Read our review of Ghost in the Shell 2: Innocence
Sicario
Not anime—but if PLUTO's depiction of war fought under false pretenses and the moral decay it causes resonated with you, Denis Villeneuve's Sicario occupies the same emotional territory. Emily Blunt plays an FBI agent pulled into the Mexican drug war, where every rule she believed in dissolves. Like PLUTO, it's a story about what happens when "the good guys" aren't good, and justice becomes indistinguishable from revenge. If you enjoyed films like Christopher Nolan's war dramas, Villeneuve's unflinching lens will hold you captive.
📺 Where to Watch PLUTO
Where to Watch
- Netflix: Streaming (Exclusive)
- Amazon Prime Video: Not Available
- Crunchyroll: Not Available
PLUTO is a Netflix exclusive—you won't find it on Crunchyroll, Amazon Prime Video, Hulu, Max, Disney+, or Apple TV+. Both Japanese audio with English subtitles and a full English dub are available. If you're not subscribed to Netflix yet, this is a strong reason to start.
📊 Streaming Comparison
| Service | Status | Notes |
|---|---|---|
| Netflix | Streaming | Exclusive — Sub & Dub available |
| Amazon Prime Video (US) | Not Available | — |
| Hulu (US) | Not Available | — |
| Max | Not Available | — |
| Crunchyroll | Not Available | — |
📝 Final Thoughts
Remember what I said at the beginning—about almost skipping this? About being tired of "robots with feelings" stories? I think about that now and feel a kind of embarrassed gratitude. Because PLUTO didn't give me another story about machines learning to be human. It gave me something rarer: a story about beings who are already complete, already worthy of empathy, and a world that hasn't decided whether to accept them or destroy them.

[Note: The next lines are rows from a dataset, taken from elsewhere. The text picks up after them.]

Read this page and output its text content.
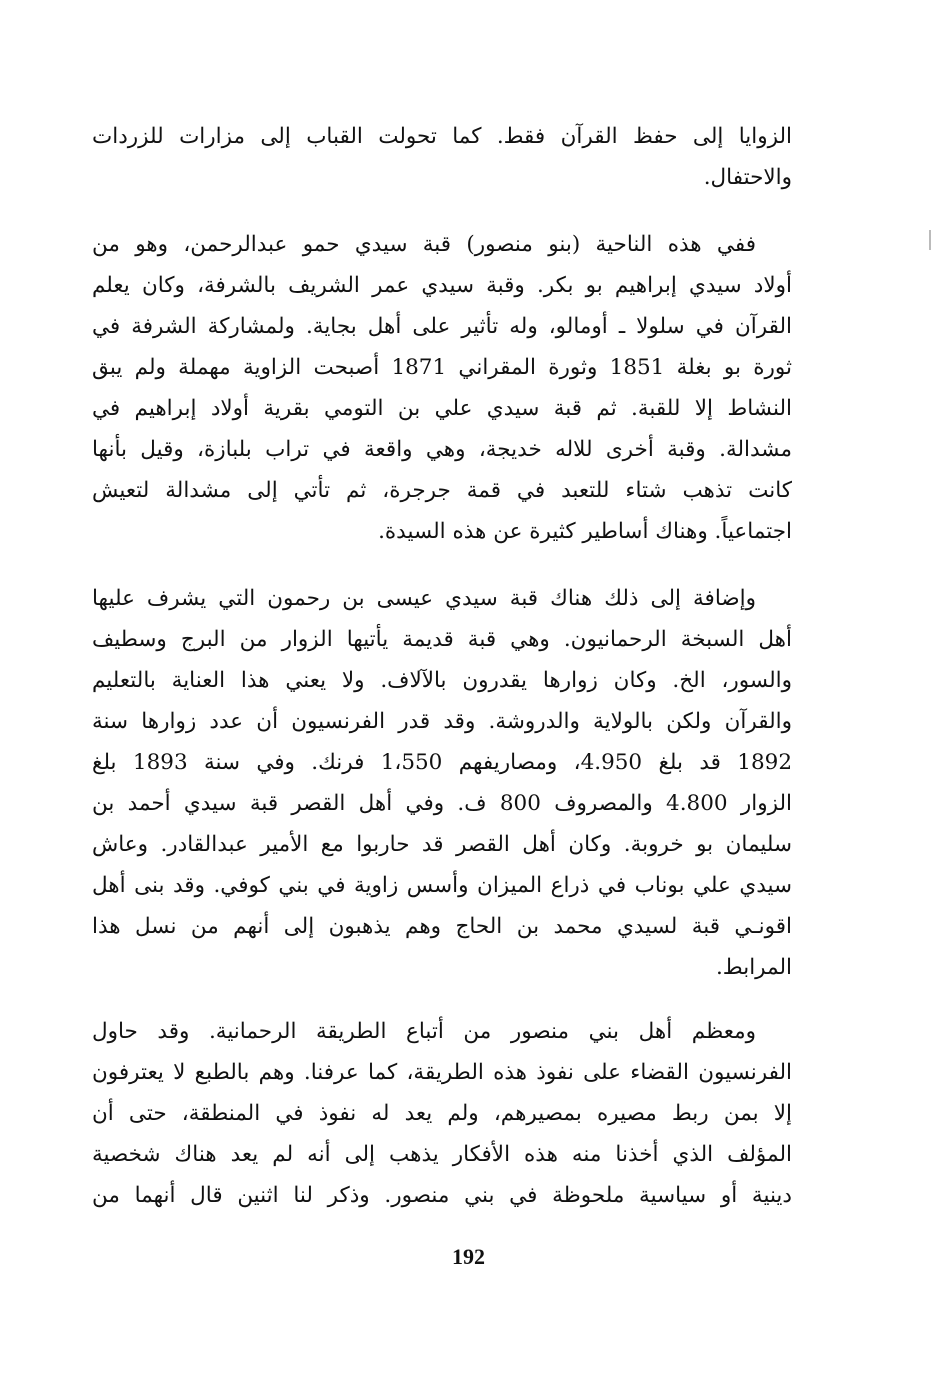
الزوايا إلى حفظ القرآن فقط. كما تحولت القباب إلى مزارات للزردات
والاحتفال.
ففي هذه الناحية (بنو منصور) قبة سيدي حمو عبدالرحمن، وهو من
أولاد سيدي إبراهيم بو بكر. وقبة سيدي عمر الشريف بالشرفة، وكان يعلم
القرآن في سلولا ـ أومالو، وله تأثير على أهل بجاية. ولمشاركة الشرفة في
ثورة بو بغلة 1851 وثورة المقراني 1871 أصبحت الزاوية مهملة ولم يبق
النشاط إلا للقبة. ثم قبة سيدي علي بن التومي بقرية أولاد إبراهيم في
مشدالة. وقبة أخرى للاله خديجة، وهي واقعة في تراب بلبازة، وقيل بأنها
كانت تذهب شتاء للتعبد في قمة جرجرة، ثم تأتي إلى مشدالة لتعيش
اجتماعياً. وهناك أساطير كثيرة عن هذه السيدة.
وإضافة إلى ذلك هناك قبة سيدي عيسى بن رحمون التي يشرف عليها
أهل السبخة الرحمانيون. وهي قبة قديمة يأتيها الزوار من البرج وسطيف
والسور، الخ. وكان زوارها يقدرون بالآلاف. ولا يعني هذا العناية بالتعليم
والقرآن ولكن بالولاية والدروشة. وقد قدر الفرنسيون أن عدد زوارها سنة
1892 قد بلغ 4.950، ومصاريفهم 1،550 فرنك. وفي سنة 1893 بلغ
الزوار 4.800 والمصروف 800 ف. وفي أهل القصر قبة سيدي أحمد بن
سليمان بو خروبة. وكان أهل القصر قد حاربوا مع الأمير عبدالقادر. وعاش
سيدي علي بوناب في ذراع الميزان وأسس زاوية في بني كوفي. وقد بنى أهل
اقونـي قبة لسيدي محمد بن الحاج وهم يذهبون إلى أنهم من نسل هذا
المرابط.
ومعظم أهل بني منصور من أتباع الطريقة الرحمانية. وقد حاول
الفرنسيون القضاء على نفوذ هذه الطريقة، كما عرفنا. وهم بالطبع لا يعترفون
إلا بمن ربط مصيره بمصيرهم، ولم يعد له نفوذ في المنطقة، حتى أن
المؤلف الذي أخذنا منه هذه الأفكار يذهب إلى أنه لم يعد هناك شخصية
دينية أو سياسية ملحوظة في بني منصور. وذكر لنا اثنين قال أنهما من
192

Tezuka drew "The Greatest Robot on Earth" in 1964. Urasawa rebuilt it for 2003. Netflix animated it in 2023. And in 2026, with AI reshaping every industry, with wars still burning, with the question of "who deserves to be treated as a person" more urgent than ever—this story keeps finding new reasons to exist. After the final episode, I closed my laptop and sat in the dark for a while. Then I texted a friend: "Watch PLUTO. Don't read anything about it first. Just watch it." That's my review. If hatred creates nothing, then maybe the act of caring about fictional machines is itself a small, stubborn act of hope. I'd like to believe that. I think Tezuka would have, too.
⭐ Title Characteristics
| Category | Rating |
|---|---|
| Story | ★★★★☆ |
| Animation & Visuals | ★★★★★ |
| Music | ★★★★★ |
| Characters | ★★★★☆ |
| Thematic Depth | ★★★★★ |
Usagi-Tei Rating
⭐⭐⭐⭐⭐⭐⭐⭐☆☆
8.0 / 10
Tezuka's vision, Urasawa's craft, and a question that keeps getting harder to answer. Watch it now.